If catching some rays on your back is a priority this summer, be sure to set a timer or get someone to wake you. Apart from the obvious perils of turning into a lobster and the pain associated with it, getting a stiff neck from lying prone (on your tummy) on the beach will certainly put a damper on your holiday. Reading for long periods on a sun lounger can also cause a crick in the neck, so be sure to do a few neck stretches every so often to keep your neck mobile. Here are some useful neck stretches to try. 

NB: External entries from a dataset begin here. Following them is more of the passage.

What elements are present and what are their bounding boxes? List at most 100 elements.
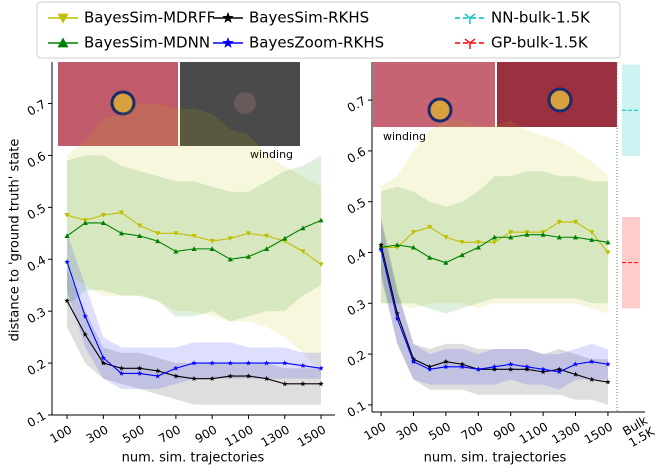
point [173,373,179,379]
y-tick-label: 0.2 [345,348,369,370]
point [459,252,465,258]
point [508,234,514,240]
legend-label: BayesSim-RKHS [249,9,369,27]
point [556,219,562,225]
point [118,370,125,376]
point [605,250,611,256]
legend-marker [464,13,476,24]
x-axis-label: num. sim. trajectories [424,451,567,466]
y-axis-label: distance to 'ground truth' state [8,139,23,342]
point [227,373,233,379]
point [155,231,161,236]
point [282,235,288,241]
point [155,238,161,244]
legend-label: BayesSim-MDNN [84,34,210,52]
point [64,297,70,304]
x-tick-label: 300 [84,423,111,447]
point [394,310,400,316]
point [491,366,498,372]
point [282,360,288,366]
point [443,363,449,370]
y-tick-label: 0.7 [25,97,49,119]
x-tick-label: 1300 [259,423,292,450]
point [508,361,514,367]
x-tick-label: 300 [394,420,421,444]
x-tick-label: 100 [47,423,74,447]
point [410,244,417,250]
point [118,210,125,216]
x-tick-label: 700 [459,420,486,444]
legend-marker [222,11,234,23]
point [209,375,215,381]
point [443,235,449,240]
photo-object [427,97,453,123]
point [263,360,270,366]
point [227,360,233,366]
x-tick-label: 900 [491,420,518,444]
point [378,242,384,248]
legend-label: NN-bulk-1.5K [491,9,591,27]
y-tick-label: 0.3 [345,297,369,319]
point [540,369,546,375]
x-tick-label: 500 [120,423,147,447]
legend-label: BayesSim-MDRFF [84,9,215,27]
y-tick-label: 0.5 [25,201,49,223]
point [318,262,324,268]
point [459,240,465,245]
x-tick-label: 1100 [222,423,255,450]
legend-label: BayesZoom-RKHS [249,34,384,52]
legend-marker [57,37,69,48]
point [475,240,481,245]
photo-object [110,90,136,116]
point [589,237,595,242]
legend-box [36,1,621,59]
point [443,260,449,265]
y-tick-label: 0.1 [345,398,369,420]
point [245,254,252,259]
point [572,234,579,240]
annotation: winding [250,148,293,161]
point [173,231,179,236]
point [572,219,579,225]
point [82,331,88,337]
legend-marker [464,38,476,49]
photo-object [547,87,573,113]
point [605,379,611,385]
point [540,232,546,237]
point [137,223,143,229]
point [155,373,161,379]
y-tick-label: 0.3 [25,305,49,327]
point [191,233,197,239]
error-band [381,216,608,405]
point [508,230,514,235]
x-tick-label: 1500 [582,420,615,447]
x-tick-label: Bulk1.5K [620,412,656,449]
point [209,239,215,244]
point [475,244,481,250]
point [300,249,306,255]
point [508,366,514,372]
point [300,225,306,231]
point [136,370,143,376]
point [100,213,106,218]
point [540,366,546,372]
y-tick-label: 0.1 [25,409,49,431]
point [136,365,143,371]
error-band [67,233,322,390]
point [155,368,161,374]
error-band [67,269,322,405]
point [605,361,611,367]
x-tick-label: 1300 [549,420,582,447]
point [556,369,562,375]
point [227,256,233,262]
point [137,233,143,238]
x-axis-label: num. sim. trajectories [122,451,265,466]
point [173,365,179,371]
y-tick-label: 0.6 [345,144,369,166]
point [282,381,288,387]
x-tick-label: 900 [193,423,220,447]
legend-marker [57,13,69,24]
x-tick-label: 700 [156,423,183,447]
point [410,230,417,235]
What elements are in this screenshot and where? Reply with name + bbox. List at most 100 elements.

  • Tilt your head to one side and hold for 15-20 sec and then to the other side. 
  • Roll your shoulders forwards 5 times and then backward. 

 

3. Running shin splits 

Trying to get beach-fit quickly? Trying to run away those extra pounds? A sudden increase in running thresholds (especially if you’ve never run) is one of the biggest single causes of shin splints. This, together with wearing inappropriate footwear, a higher BMI and flat feet are among the top factors that can result in shin splints. Try switching to swimming or cycling instead and seek physiotherapy advice before hitting the pavement again to avoid this common summer injury.  

 

4. Plantar fasciitis

In warmer weather, we tend you to swap our more supportive shoes for flip-flops, pumps, and sandals. Whilst increasing the airflow helps us feel cooler, our feet have to work a lot harder to help us move. This can cause aching burning feet at the end of the day. The intrinsic foot muscles may have deconditioned over the long winter and therefore be subject to strain and fatigue. If you suffer from burning feet, try doing the following: 

Place a bottle of water in the freezer for an hour or so. Place it under your foot to act as an ice roller- trust me, it will absolutely hit the spot to relieve your burning feet! 

 

5. Cycling injuries 

Fair weather cyclists the world over can all relate to a “dead pinky” or lower back pain after getting into the saddle. Bike setup is crucial to your cycling comfort and can also contribute to the work of cycling. Your pre-bike fitness however will set you up to ensure you’re recruiting the correct muscles for your pedal power and avoid injury. Weak glutes are sometimes responsible for overworking the lumbar spine or hamstrings. A simple bridge exercise is useful for hip mobility and strength, particularly for cyclists as it replicates the action of the downward force of pedaling and isolates glut muscles.  

 

We hope that these few simple golden nuggets will help keep those summer injuries at bay and that you have a wonderful and long summer!